L’accord de participation doit être conclu avant l’expiration d’un délai d’un an suivant la clôture de l’exercice au titre duquel sont nés les droits des salariés (à défaut, l’inspecteur du travail constate la situation et un régime d’autorité est mis en place).

Les accords doivent être déposés à la DDTEFP du lieu de leur conclusion dans un délai de 8 ou 15 jours (en l’absence de dépôt, l’accord ne produira pas ses effets).

L’accord de participation doit contenir des clauses énumérées aux articles L442-4 à L 442-7 du Code du Travail.

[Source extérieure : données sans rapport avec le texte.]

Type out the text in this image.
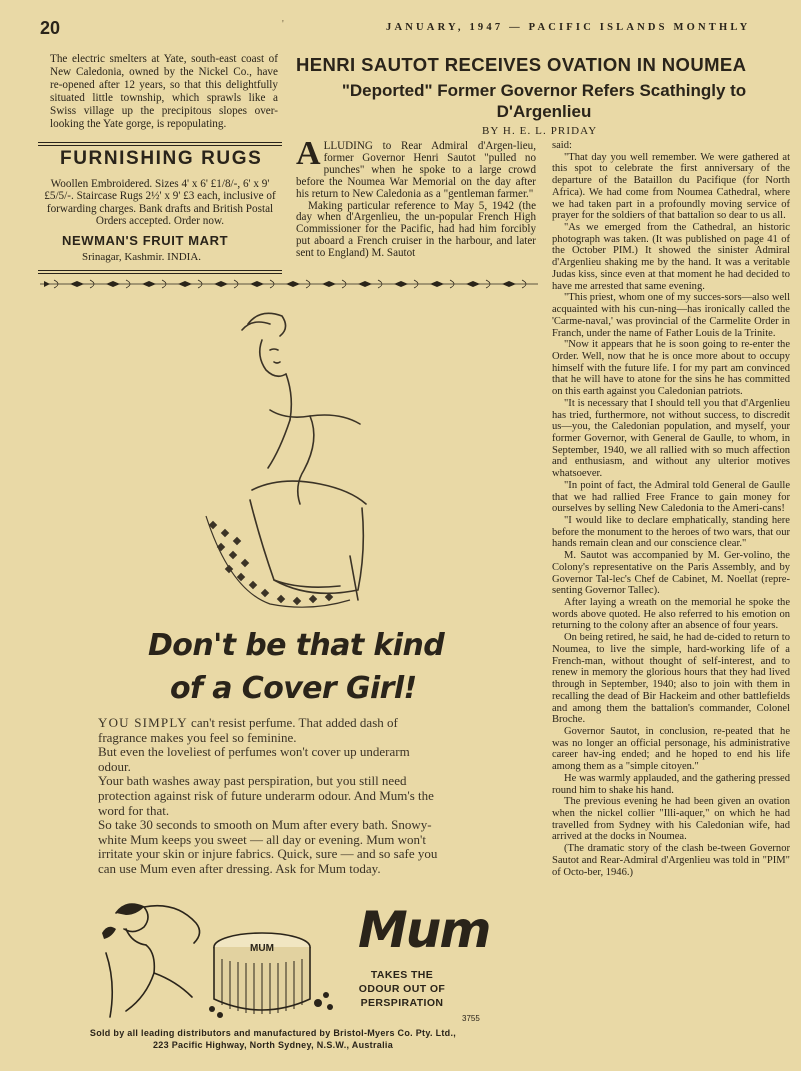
20	'	JANUARY, 1947 — PACIFIC ISLANDS MONTHLY

The electric smelters at Yate, south-east coast of New Caledonia, owned by the Nickel Co., have re-opened after 12 years, so that this delightfully situated little township, which sprawls like a Swiss village up the precipitous slopes over-looking the Yate gorge, is repopulating.

FURNISHING RUGS

Woollen Embroidered. Sizes 4' x 6' £1/8/-, 6' x 9' £5/5/-. Staircase Rugs 2½' x 9' £3 each, inclusive of forwarding charges. Bank drafts and British Postal Orders accepted. Order now.

NEWMAN'S FRUIT MART
Srinagar, Kashmir. INDIA.
HENRI SAUTOT RECEIVES OVATION IN NOUMEA
"Deported" Former Governor Refers Scathingly to D'Argenlieu
BY H. E. L. PRIDAY
A LLUDING to Rear Admiral d'Argen-lieu, former Governor Henri Sautot "pulled no punches" when he spoke to a large crowd before the Noumea War Memorial on the day after his return to New Caledonia as a "gentleman farmer."

Making particular reference to May 5, 1942 (the day when d'Argenlieu, the un-popular French High Commissioner for the Pacific, had had him forcibly put aboard a French cruiser in the harbour, and later sent to England) M. Sautot

said:

"That day you well remember. We were gathered at this spot to celebrate the first anniversary of the departure of the Bataillon du Pacifique (for North Africa). We had come from Noumea Cathedral, where we had taken part in a profoundly moving service of prayer for the soldiers of that battalion so dear to us all.

"As we emerged from the Cathedral, an historic photograph was taken. (It was published on page 41 of the October PIM.) It showed the sinister Admiral d'Argenlieu shaking me by the hand. It was a veritable Judas kiss, since even at that moment he had decided to have me arrested that same evening.

"This priest, whom one of my succes-sors—also well acquainted with his cun-ning—has ironically called the 'Carme-naval,' was provincial of the Carmelite Order in Franch, under the name of Father Louis de la Trinite.

"Now it appears that he is soon going to re-enter the Order. Well, now that he is once more about to occupy himself with the future life. I for my part am convinced that he will have to atone for the sins he has committed on this earth against you Caledonian patriots.

"It is necessary that I should tell you that d'Argenlieu has tried, furthermore, not without success, to discredit us—you, the Caledonian population, and myself, your former Governor, with General de Gaulle, to whom, in September, 1940, we all rallied with so much affection and enthusiasm, and without any ulterior motives whatsoever.

"In point of fact, the Admiral told General de Gaulle that we had rallied Free France to gain money for ourselves by selling New Caledonia to the Ameri-cans!

"I would like to declare emphatically, standing here before the monument to the heroes of two wars, that our hands remain clean and our conscience clear."

M. Sautot was accompanied by M. Ger-volino, the Colony's representative on the Paris Assembly, and by Governor Tal-lec's Chef de Cabinet, M. Noellat (repre-senting Governor Tallec).

After laying a wreath on the memorial he spoke the words above quoted. He also referred to his emotion on returning to the colony after an absence of four years.

On being retired, he said, he had de-cided to return to Noumea, to live the simple, hard-working life of a French-man, without thought of self-interest, and to renew in memory the glorious hours that they had lived through in September, 1940; also to join with them in recalling the dead of Bir Hackeim and other battlefields and among them the battalion's commander, Colonel Broche.

Governor Sautot, in conclusion, re-peated that he was no longer an official personage, his administrative career hav-ing ended; and he hoped to end his life among them as a "simple citoyen."

He was warmly applauded, and the gathering pressed round him to shake his hand.

The previous evening he had been given an ovation when the nickel collier "Illi-aquer," on which he had travelled from Sydney with his Caledonian wife, had arrived at the docks in Noumea.

(The dramatic story of the clash be-tween Governor Sautot and Rear-Admiral d'Argenlieu was told in "PIM" of Octo-ber, 1946.)

Don't be that kind
of a Cover Girl!
YOU SIMPLY can't resist perfume. That added dash of fragrance makes you feel so feminine.
But even the loveliest of perfumes won't cover up underarm odour.
Your bath washes away past perspiration, but you still need protection against risk of future underarm odour. And Mum's the word for that.
So take 30 seconds to smooth on Mum after every bath. Snowy-white Mum keeps you sweet — all day or evening. Mum won't irritate your skin or injure fabrics. Quick, sure — and so safe you can use Mum even after dressing. Ask for Mum today.
MUM Mum

TAKES THE ODOUR OUT OF PERSPIRATION

3755

Sold by all leading distributors and manufactured by Bristol-Myers Co. Pty. Ltd., 223 Pacific Highway, North Sydney, N.S.W., Australia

Comment est-elle utilisée ?

La gestion des sommes portées à la réserve de participation se fait, en général, selon l'une des trois formules suivantes :

  • attribution au salarié d'actions de l'entreprise,
  • attribution au salarié d'un droit de créance sur l'entreprise,
  • placements sur le marché financier en dehors de l'entreprise par exemple via un plan d’épargne entreprise (SICAV, Fonds communs de placement, etc.).

Les sommes sont bloquées pendant 5 ans selon l'accord d'entreprise.

En l’absence d'accord, le délai est porté à 8 ans. Le point de départ du délai d'indisponibilité est généralement fixé par les accords au premier jour du 4ème mois suivant la clôture de l'exercice.